I began my practice 40 years ago this year. There was still some element of idealism that where we’re developing these strong relationships with our families and our patients and we didn’t really necessarily care what’s going on out in the regulatory world or payment world.
Then, with the industrialization of medicine, and in hospitals and networks and our purchasing practices, now we’re getting into the business of managing physicians.
I still teach at the Michigan State University School of Medicine, and I can’t tell you the last time that I heard someone say, “I’m gonna go practice on my own.” They are always going to be part of a system through which they will be employed, and that was not a model that existed 40 years ago when I started practice.
They’re going to need to recognize that how they are measured on their performance is not going to be simply how many patients they see and how much revenue they generate. What are the outcomes of their patients? How did they thrive? How do physicians perform? How did they do relative to coworkers?
I think that as long as there’s a fee-for-service component of this, there will always be a productivity incentive that the physicians have to abide by, and they’re gonna have to see so many patients over a period of time or they will be considered underperforming.
It’s kind of ironic that within the value-based systems, we would think that the value is how the patient responds. If they’re content and happy and get a good outcome, then that should be enough. On a fee-for-service basis, that’s not enough. So there has to be a marriage of those types of values.
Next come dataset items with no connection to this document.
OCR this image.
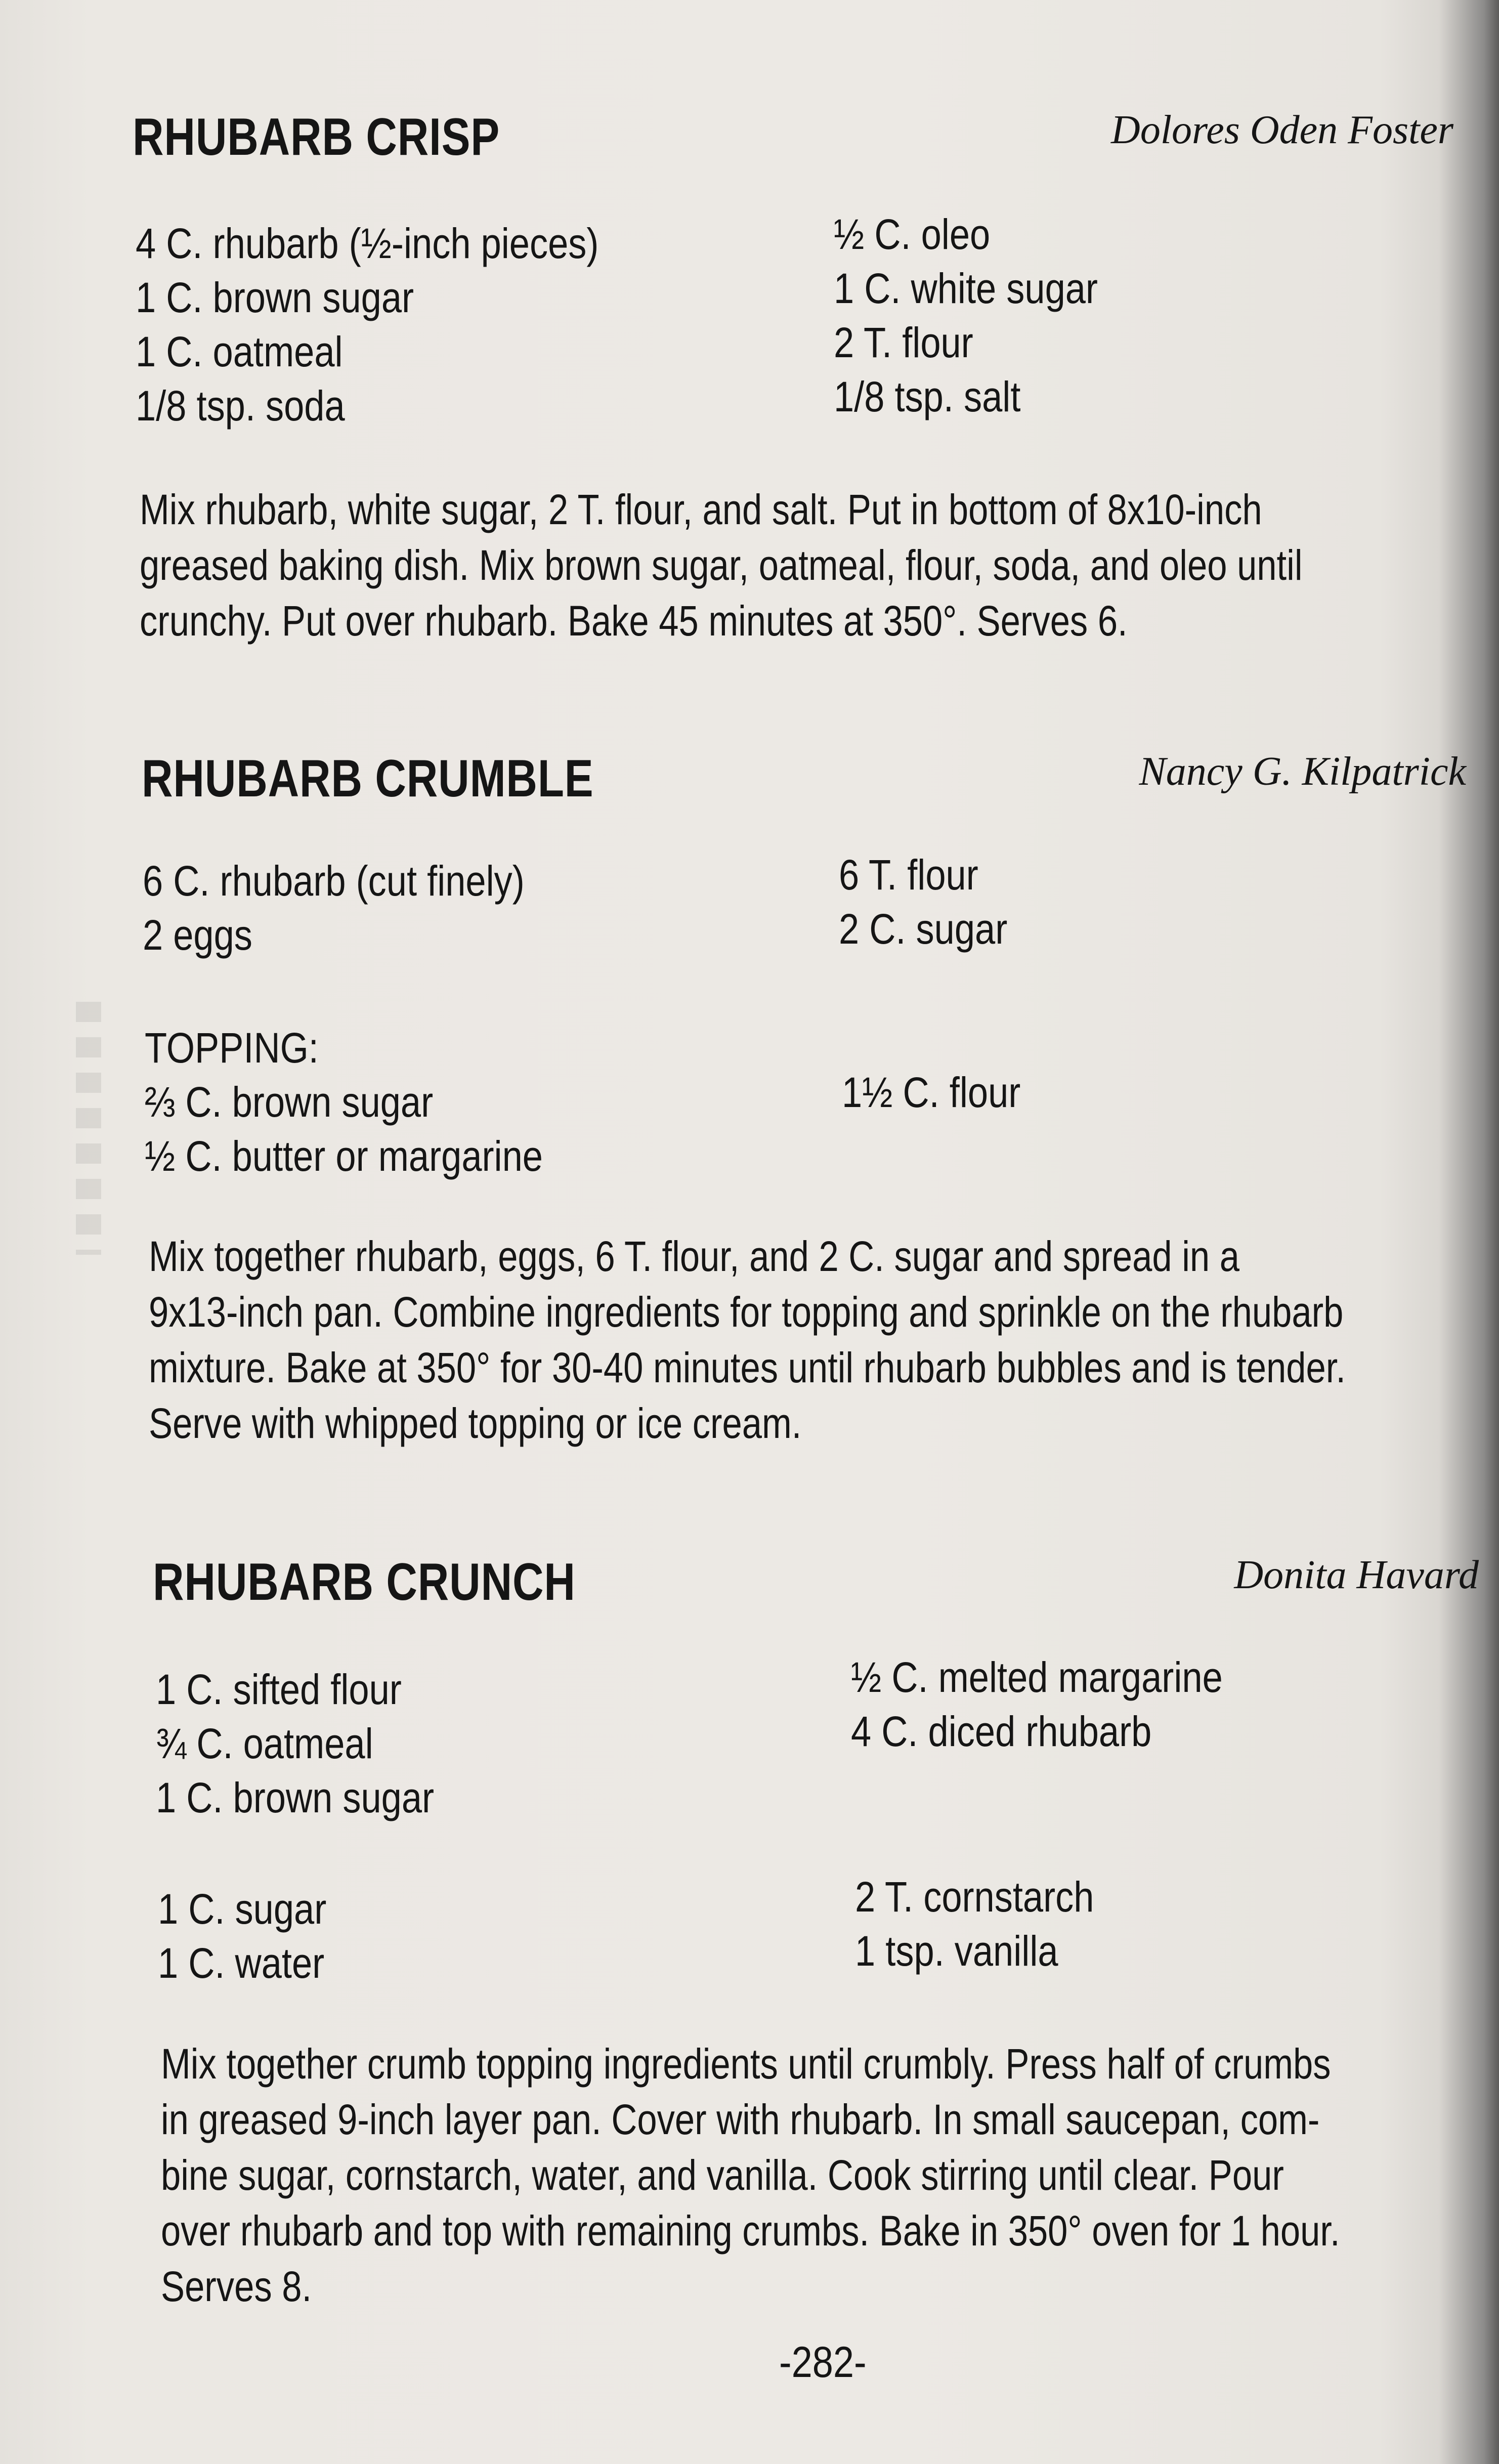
RHUBARB CRISP	Dolores Oden Foster
4 C. rhubarb (½-inch pieces)
1 C. brown sugar
1 C. oatmeal
1/8 tsp. soda
½ C. oleo
1 C. white sugar
2 T. flour
1/8 tsp. salt
Mix rhubarb, white sugar, 2 T. flour, and salt. Put in bottom of 8x10-inch
greased baking dish. Mix brown sugar, oatmeal, flour, soda, and oleo until
crunchy. Put over rhubarb. Bake 45 minutes at 350°. Serves 6.
RHUBARB CRUMBLE	Nancy G. Kilpatrick
6 C. rhubarb (cut finely)
2 eggs
6 T. flour
2 C. sugar
TOPPING:
⅔ C. brown sugar
½ C. butter or margarine
1½ C. flour
Mix together rhubarb, eggs, 6 T. flour, and 2 C. sugar and spread in a
9x13-inch pan. Combine ingredients for topping and sprinkle on the rhubarb
mixture. Bake at 350° for 30-40 minutes until rhubarb bubbles and is tender.
Serve with whipped topping or ice cream.
RHUBARB CRUNCH	Donita Havard
1 C. sifted flour
¾ C. oatmeal
1 C. brown sugar
½ C. melted margarine
4 C. diced rhubarb
1 C. sugar
1 C. water
2 T. cornstarch
1 tsp. vanilla
Mix together crumb topping ingredients until crumbly. Press half of crumbs
in greased 9-inch layer pan. Cover with rhubarb. In small saucepan, com-
bine sugar, cornstarch, water, and vanilla. Cook stirring until clear. Pour
over rhubarb and top with remaining crumbs. Bake in 350° oven for 1 hour.
Serves 8.
-282-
As we move forward, I don’t know that we will ever fully get into a totally outcome-driven, value-based system.
Similar question, but how do physicians need to adapt to the changing regulatory environment right now?
The simple answer is that they need to know the law. Our trade organizations are pretty good about making sure that they’re informed. They should be keeping us apprised as to what the regulatory changes are that are going to impact our practice.
We now have to do something technical, such as the types of building codes we use with criteria for those specific codes. That might be part of it.
It might be more like the [Medication Access and Training Expansion (MATE) Act]. That requires all physicians who prescribe and nurse practitioners and physician’s assistants. Anyone who was prescribing controlled substances has to complete eight hours on substance use disorder and opioid prescribing. Those are the sorts of things that we’re seeing more and more.
Different states also have different rules. I’m now in Michigan, which requires [diversity, equity and inclusion] education for physicians to to maintain their licensure.
We’re going to see those sorts of changes continue to creep into the reality of physicians.
I think that navigating the technology is gonna be another challenge that physicians are going to continue to face.